The role of telling a newcomer local history gives the teller great power. Individuals or groups can be identified as important or tangential, as heroes or villains. Tellers of history should be careful, however, as the perceptions they shape can help or harm both individuals and community. Additionally, a misrepresentation revealed can do great damage to the tellers’ reputation. Since local stories are told by many people, a newcomer who finds that he/she has been misinformed cannot help but re-evaluate their previous sources.
It is also quite possible to overstate the uniqueness of a place or group. Every place is unique, but we share much of the human situation with others. Take my experience among the Reform Jews of the South. I was raised among French/German/Alsatian Jews who immigrated to the United States in the mid-late 1800’s, and this same demographic populated the congregations I served in Mississippi, Arkansas, Alabama, Georgia, and Florida. Though each person in each congregation is unique, I found remarkable similarities in terms of Jewish backgrounds, attitudes, sensitivities, experiences, and customs. Indeed, these kinds of similarities lead to the bonds of sympathy and empathy which allow and enhance human relationships. The commonality of our human and Jewish experiences is striking. There are uniquely local mores and stories, but there are some things essentially human and essentially Jewish that bind us all together.
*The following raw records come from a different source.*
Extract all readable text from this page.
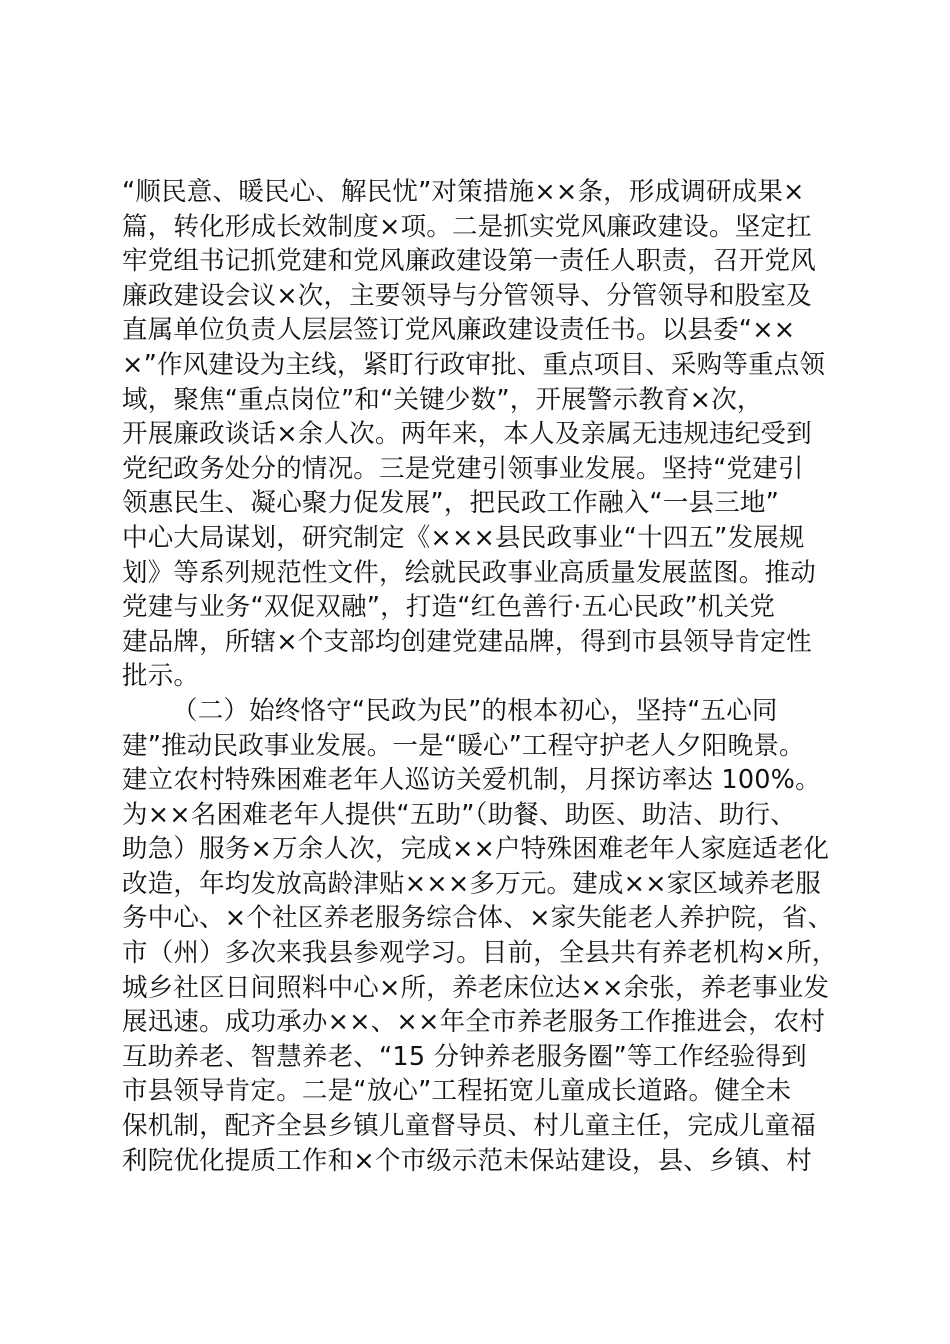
“顺民意、暖民心、解民忧”对策措施××条，形成调研成果×
篇，转化形成长效制度×项。二是抓实党风廉政建设。坚定扛
牢党组书记抓党建和党风廉政建设第一责任人职责，召开党风
廉政建设会议×次，主要领导与分管领导、分管领导和股室及
直属单位负责人层层签订党风廉政建设责任书。以县委“××
×”作风建设为主线，紧盯行政审批、重点项目、采购等重点领
域，聚焦“重点岗位”和“关键少数”，开展警示教育×次，
开展廉政谈话×余人次。两年来，本人及亲属无违规违纪受到
党纪政务处分的情况。三是党建引领事业发展。坚持“党建引
领惠民生、凝心聚力促发展”，把民政工作融入“一县三地”
中心大局谋划，研究制定《×××县民政事业“十四五”发展规
划》等系列规范性文件，绘就民政事业高质量发展蓝图。推动
党建与业务“双促双融”，打造“红色善行·五心民政”机关党
建品牌，所辖×个支部均创建党建品牌，得到市县领导肯定性
批示。
（二）始终恪守“民政为民”的根本初心，坚持“五心同
建”推动民政事业发展。一是“暖心”工程守护老人夕阳晚景。
建立农村特殊困难老年人巡访关爱机制，月探访率达 100%。
为××名困难老年人提供“五助”（助餐、助医、助洁、助行、
助急）服务×万余人次，完成××户特殊困难老年人家庭适老化
改造，年均发放高龄津贴×××多万元。建成××家区域养老服
务中心、×个社区养老服务综合体、×家失能老人养护院，省、
市（州）多次来我县参观学习。目前，全县共有养老机构×所，
城乡社区日间照料中心×所，养老床位达××余张，养老事业发
展迅速。成功承办××、××年全市养老服务工作推进会，农村
互助养老、智慧养老、“15 分钟养老服务圈”等工作经验得到
市县领导肯定。二是“放心”工程拓宽儿童成长道路。健全未
保机制，配齐全县乡镇儿童督导员、村儿童主任，完成儿童福
利院优化提质工作和×个市级示范未保站建设，县、乡镇、村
Let me conclude with a slightly amusing anecdote about “local” ways. Shortly after I arrived in State College, our congregation suffered the loss of a long-time and beloved member, Peter Lang. I never had the pleasure of knowing Peter, but I was at his funeral and his shivah. When I arrived for the Saturday night shivah, there were lots of people present, but they were not yet ready for the service. Penn State was playing Michigan, and everyone was glued to the televisions. The game was fierce and going into overtime—and the mourners wanted to defer their prayers until after the game. A few people were concerned that I would not understand—that, as a newcomer, I would not understand the local devotion to Penn State football, and they tried to soothe my anticipated disapproval. Little did they understand that, though a “foreigner,” I was not ignorant of football frenzy. Football was big in my hometown, and I married into a rabid LSU family from Baton Rouge. More than that, in my very first congregational experience—in Greenwood, Mississippi, my home-hospitality host got so excited watching his beloved Mississippi State Bulldogs beat Notre Dame that he had to spend four days in the hospital, hooked up to heart monitors but incredibly happy. So, did I understand delaying Peter’s shiva minyan? Of course I did. The mourners clearly loved Peter, and they clearly loved their football team. Delaying the service was a ubiquitous experience.
Back to the Torah: Laban’s attempt to disarm Jacob from his very legitimate objection is both dishonest and absurd. Marrying off Leah is not the local custom, but rather one more example of Laban’s dishonest and destructive ways. He is, among many other sins, committing the transgression later forbidden twice in Exodus (22.20 and 23.9): “Do not oppress the stranger.” Yes, things vary from place to place, but human decency, honesty, kindness, and compassion should be practiced and respected in every place. In every place.